Disney, son vakitlerde ağır topları çıkarıyor ve Disney Plus’a Marvel ve Star Wars evreninden resmen içerik yağıyor, başımızı kaşıyacak vakit bulamıyoruz. Hayranlar olarak inanılmaz şanslıyız tabii ki, içeriğin bol ve seriliğinden arada gözümüz korksa da.
Bu durum beni bir miktar ürkütüyor, kabul etmek lazım. Her yıl birden fazla Marvel filmi ve daha da fazla dizisi çıkınca zamanı algılayışımızın biraz kaydığı kanısındayım. Bir dönemi, örneğin bir aylık bir süreci zihninizde bir filmle, bir internet trendiyle bağdaştırınca daha geçen ayı bu şekilde belki on beş periyoda bölmek gerekiyor, bu -klişe ifadeyi affedin- hızlı tüketim çılgınlığı da insanı çok yoruyor bence.
Hayıflanmak için çok saçma bir konu ve yanlış haber diyebilirsiniz, ben ise hızlıca tüketilip bir sonraki içeriğe atlamak için yazılmış olan senaryonun kalitesinden, animasyonun özgünlüğünden bahsederim.
The Bad Batch genel olarak hayran çevrelerinde The Clone Wars‘a çok benzetildi ve oldukça sevildi çünkü temelde Prequeller ile özgün üçleme arasında köprü kuruyor ve yine iki taraftan da karakterleri çekiştirip insanın ilgi duymasına yol açıyor; bir yandan da yeni karakterleri tanıtmaktan çekinmeyip evrenin başka bir tarafına yer açıyordu. Bence tam da bu yüzden kendisine The Clone Wars’ın devamı denmesi çok ayıp oluyor. The Clone Wars, bazı boşlukları zorlama bir şekilde doldurmak ve iki üçlemenin de sallapati repliklerine yaranmak zorunda, oradan oraya koştururken The Bad Batch zaten bambaşka bir hikâye anlatacağının teminatını veriyor, çalışma sahası daha rahat ve daha geniş. Star Wars: Rebels’ten karakterler geldiğinde bunu rahatça görebiliyoruz: Bu evren artık pek de George Lucas’ın sayılmaz ve bunun ne ölçüde kötü ne ölçüde iyi olduğunu hesaplamak size düşüyor.

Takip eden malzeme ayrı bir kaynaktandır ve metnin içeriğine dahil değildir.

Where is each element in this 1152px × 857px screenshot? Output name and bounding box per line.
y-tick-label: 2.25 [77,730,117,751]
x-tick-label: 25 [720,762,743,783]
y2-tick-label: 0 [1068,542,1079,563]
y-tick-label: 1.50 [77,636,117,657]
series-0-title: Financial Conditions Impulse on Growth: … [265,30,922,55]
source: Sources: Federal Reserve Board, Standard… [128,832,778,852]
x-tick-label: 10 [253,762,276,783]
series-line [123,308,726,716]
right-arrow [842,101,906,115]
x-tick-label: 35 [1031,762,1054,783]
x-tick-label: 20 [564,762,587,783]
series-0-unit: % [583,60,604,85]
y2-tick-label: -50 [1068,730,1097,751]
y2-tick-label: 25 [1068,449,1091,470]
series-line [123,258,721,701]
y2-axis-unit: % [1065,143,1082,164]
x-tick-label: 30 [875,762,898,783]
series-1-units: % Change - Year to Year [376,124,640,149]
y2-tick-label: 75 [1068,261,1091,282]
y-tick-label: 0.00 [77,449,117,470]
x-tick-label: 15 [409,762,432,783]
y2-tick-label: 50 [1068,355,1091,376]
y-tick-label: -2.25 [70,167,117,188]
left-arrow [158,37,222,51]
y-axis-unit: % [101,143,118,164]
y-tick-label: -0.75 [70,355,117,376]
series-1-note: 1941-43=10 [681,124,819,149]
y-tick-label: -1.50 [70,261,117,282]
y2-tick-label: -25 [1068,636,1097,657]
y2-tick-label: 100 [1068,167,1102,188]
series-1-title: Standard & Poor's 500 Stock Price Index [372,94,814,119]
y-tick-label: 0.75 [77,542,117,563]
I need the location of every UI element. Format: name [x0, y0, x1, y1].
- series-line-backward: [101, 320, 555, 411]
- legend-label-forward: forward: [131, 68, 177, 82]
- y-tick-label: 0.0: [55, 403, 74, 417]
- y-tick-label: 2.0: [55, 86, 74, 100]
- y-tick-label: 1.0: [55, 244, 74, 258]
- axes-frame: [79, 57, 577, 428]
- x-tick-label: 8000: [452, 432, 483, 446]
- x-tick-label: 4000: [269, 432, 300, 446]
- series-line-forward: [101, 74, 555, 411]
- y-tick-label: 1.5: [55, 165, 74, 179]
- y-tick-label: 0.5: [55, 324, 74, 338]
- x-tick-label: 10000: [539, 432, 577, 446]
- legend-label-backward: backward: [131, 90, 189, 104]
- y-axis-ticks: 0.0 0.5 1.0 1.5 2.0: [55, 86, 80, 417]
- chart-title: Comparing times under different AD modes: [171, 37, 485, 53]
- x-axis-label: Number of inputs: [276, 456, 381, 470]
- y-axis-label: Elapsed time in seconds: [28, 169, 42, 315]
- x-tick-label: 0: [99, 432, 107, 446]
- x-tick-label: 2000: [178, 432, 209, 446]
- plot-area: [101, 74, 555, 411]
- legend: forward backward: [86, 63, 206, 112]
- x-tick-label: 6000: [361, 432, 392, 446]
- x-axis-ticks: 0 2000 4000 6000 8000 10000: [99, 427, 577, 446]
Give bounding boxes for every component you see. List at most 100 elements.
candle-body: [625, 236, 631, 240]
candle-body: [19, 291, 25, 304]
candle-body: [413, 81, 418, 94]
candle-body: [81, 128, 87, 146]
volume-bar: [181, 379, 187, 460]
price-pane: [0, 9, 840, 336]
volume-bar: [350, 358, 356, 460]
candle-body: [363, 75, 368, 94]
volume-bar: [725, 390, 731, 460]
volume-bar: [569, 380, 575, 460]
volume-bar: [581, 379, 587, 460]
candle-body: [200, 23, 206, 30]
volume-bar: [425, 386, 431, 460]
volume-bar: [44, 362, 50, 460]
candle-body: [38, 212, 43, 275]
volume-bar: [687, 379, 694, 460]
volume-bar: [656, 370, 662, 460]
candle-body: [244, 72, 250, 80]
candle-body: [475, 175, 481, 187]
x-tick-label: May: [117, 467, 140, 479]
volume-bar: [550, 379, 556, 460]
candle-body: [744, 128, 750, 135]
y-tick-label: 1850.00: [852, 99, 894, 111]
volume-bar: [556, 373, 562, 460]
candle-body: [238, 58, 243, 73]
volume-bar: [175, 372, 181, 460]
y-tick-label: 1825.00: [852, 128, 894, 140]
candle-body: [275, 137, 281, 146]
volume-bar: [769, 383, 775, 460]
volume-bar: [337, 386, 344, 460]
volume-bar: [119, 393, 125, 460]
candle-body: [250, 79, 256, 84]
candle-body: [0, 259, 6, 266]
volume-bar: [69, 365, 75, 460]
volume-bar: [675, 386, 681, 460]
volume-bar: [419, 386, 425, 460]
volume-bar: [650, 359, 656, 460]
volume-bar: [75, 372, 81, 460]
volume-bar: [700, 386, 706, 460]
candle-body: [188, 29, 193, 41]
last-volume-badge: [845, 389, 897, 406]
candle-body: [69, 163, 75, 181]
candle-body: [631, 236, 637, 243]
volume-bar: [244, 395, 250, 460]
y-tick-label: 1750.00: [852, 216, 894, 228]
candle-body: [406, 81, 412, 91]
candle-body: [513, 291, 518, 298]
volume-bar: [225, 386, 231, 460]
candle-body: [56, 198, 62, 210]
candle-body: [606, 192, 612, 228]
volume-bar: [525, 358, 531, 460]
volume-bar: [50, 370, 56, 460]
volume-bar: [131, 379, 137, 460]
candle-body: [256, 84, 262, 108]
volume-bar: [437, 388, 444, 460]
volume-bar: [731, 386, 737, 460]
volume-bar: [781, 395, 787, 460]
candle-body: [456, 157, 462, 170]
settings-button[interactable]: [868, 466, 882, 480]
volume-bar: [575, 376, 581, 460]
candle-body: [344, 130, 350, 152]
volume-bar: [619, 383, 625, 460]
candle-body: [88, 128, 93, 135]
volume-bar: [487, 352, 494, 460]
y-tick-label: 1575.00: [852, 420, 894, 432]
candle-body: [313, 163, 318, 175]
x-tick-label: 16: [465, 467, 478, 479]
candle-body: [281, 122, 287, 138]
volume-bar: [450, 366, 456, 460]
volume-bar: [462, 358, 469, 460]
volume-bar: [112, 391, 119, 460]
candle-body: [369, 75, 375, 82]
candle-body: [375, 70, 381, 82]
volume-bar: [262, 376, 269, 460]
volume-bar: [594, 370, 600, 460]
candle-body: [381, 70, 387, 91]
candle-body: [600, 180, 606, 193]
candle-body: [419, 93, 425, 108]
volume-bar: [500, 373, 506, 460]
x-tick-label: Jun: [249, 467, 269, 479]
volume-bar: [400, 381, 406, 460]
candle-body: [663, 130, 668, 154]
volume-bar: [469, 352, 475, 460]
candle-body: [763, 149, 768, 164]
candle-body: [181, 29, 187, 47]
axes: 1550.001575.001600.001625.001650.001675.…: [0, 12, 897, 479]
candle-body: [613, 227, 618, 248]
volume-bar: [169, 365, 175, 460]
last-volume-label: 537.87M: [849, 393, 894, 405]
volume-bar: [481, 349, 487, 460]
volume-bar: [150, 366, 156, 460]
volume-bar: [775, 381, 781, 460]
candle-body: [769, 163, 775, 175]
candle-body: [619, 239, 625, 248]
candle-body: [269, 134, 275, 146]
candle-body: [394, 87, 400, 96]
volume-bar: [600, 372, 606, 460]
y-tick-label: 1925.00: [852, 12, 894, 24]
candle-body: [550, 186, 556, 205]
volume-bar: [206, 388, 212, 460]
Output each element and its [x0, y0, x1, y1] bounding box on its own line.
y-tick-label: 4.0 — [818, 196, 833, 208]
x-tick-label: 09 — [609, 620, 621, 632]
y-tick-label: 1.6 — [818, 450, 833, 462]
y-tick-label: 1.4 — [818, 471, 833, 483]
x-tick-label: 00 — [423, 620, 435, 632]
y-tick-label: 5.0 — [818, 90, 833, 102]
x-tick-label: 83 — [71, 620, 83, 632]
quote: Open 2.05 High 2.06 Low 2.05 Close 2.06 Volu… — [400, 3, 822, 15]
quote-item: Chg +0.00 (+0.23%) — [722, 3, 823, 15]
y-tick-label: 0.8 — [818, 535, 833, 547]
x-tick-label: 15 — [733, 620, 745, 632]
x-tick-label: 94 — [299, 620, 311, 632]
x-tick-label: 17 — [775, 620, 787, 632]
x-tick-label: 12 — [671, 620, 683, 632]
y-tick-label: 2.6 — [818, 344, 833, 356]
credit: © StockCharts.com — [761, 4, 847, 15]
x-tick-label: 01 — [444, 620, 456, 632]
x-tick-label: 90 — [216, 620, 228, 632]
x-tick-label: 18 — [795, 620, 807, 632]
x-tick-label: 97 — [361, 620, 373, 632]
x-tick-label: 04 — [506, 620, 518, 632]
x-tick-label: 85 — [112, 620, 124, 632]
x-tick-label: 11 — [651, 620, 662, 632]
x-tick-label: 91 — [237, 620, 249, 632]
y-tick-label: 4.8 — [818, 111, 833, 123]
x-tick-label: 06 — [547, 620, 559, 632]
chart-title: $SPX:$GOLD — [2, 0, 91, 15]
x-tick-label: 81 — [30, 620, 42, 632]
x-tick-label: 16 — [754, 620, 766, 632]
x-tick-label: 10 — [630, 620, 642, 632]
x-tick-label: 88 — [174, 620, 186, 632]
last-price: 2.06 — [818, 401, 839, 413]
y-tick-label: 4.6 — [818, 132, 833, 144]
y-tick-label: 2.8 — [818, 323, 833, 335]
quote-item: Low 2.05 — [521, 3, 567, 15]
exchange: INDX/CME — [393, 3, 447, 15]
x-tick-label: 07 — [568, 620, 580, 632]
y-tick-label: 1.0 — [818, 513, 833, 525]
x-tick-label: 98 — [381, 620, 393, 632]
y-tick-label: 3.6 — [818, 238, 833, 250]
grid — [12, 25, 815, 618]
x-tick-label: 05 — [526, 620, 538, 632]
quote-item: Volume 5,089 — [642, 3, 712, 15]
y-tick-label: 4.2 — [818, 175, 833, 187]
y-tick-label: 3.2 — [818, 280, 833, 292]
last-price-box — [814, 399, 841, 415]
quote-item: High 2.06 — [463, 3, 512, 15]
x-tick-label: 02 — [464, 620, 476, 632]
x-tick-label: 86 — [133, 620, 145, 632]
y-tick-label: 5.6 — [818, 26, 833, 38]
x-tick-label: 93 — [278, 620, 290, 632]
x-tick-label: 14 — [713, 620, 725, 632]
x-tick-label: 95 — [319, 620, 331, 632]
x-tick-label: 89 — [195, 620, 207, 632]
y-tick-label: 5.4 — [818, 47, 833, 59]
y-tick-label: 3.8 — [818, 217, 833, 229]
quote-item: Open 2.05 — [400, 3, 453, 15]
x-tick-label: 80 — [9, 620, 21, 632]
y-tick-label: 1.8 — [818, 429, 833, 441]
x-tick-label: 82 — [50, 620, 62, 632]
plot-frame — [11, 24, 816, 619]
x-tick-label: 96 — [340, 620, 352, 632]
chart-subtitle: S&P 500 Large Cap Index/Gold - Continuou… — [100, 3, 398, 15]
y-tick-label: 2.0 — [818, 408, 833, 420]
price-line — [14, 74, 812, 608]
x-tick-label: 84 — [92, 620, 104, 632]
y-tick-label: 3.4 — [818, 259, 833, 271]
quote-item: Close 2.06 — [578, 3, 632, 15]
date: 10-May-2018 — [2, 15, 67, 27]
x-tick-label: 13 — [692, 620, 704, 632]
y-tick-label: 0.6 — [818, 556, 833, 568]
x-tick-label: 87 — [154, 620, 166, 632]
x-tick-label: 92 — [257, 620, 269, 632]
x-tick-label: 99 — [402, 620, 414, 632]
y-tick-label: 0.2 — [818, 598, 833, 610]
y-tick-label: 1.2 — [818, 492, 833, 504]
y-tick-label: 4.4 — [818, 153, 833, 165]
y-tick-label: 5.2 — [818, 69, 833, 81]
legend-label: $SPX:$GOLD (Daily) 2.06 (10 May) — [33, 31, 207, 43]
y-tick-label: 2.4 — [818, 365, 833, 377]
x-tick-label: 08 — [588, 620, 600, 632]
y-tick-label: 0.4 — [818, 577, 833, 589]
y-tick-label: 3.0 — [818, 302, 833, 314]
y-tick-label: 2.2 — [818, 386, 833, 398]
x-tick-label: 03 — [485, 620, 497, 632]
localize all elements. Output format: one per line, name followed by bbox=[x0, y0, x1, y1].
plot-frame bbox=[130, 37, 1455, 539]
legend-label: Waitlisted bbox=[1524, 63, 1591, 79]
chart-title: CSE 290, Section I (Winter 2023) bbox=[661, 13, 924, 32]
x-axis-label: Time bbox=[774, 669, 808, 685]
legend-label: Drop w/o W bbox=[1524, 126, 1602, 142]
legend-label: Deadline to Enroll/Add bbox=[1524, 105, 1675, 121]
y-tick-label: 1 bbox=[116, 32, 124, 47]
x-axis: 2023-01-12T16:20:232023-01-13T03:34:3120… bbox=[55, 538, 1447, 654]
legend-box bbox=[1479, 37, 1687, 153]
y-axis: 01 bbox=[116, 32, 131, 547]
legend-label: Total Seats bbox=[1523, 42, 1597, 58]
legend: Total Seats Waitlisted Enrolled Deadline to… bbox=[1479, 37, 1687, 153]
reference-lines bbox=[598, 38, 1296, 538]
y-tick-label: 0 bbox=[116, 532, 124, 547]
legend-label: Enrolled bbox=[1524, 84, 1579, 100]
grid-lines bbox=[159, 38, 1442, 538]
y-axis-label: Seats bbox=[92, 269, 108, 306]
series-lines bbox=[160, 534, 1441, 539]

Ancak özgün adımları övüldüğü kadar bazı kararları da çok eleştirildi The Bad Batch’in. Apaçık bir şekilde önceki filmlerde siyah bir oyuncu tarafından oynanan karakterlere, doğal ten renklerini çok gördüler. White-washing denilen şeyin kitaplara layık bir örneği olmak ister gibi davrandılar ve cilt tipinden yüz hatlarına, Temuera Morrison’a zerre benzemeyen tasarımlarla sürdüler bu yeni karakterleri piyasaya. Gerçekten neden bu kadar “şekilci” -ne kadar çirkin bir kelime oldu bu bağlamda ama Disney’in olduğu şey de tam olarak bu- olduklarını bazen anlamakta güçlük çekiyorum, demek ki beş adet siyah başrol, 2021’de hâlâ imkansızmış. Ben de mümkünse bu hatayı yeni sezonda telafi etmelerini temenni ediyorum.
Biz 2022’de, tabii olarak Disney Plus’ta yeni sezonumuza kavuşmadan önce ise hâlâ beklediğimiz bir iki-bölümlük final var. Siz ne diyorsunuz? Bu kadar hızlı üretilmesini biraz yadırgıyor musunuz yoksa “2022 bile çok geç!“ diyenlerden misiniz?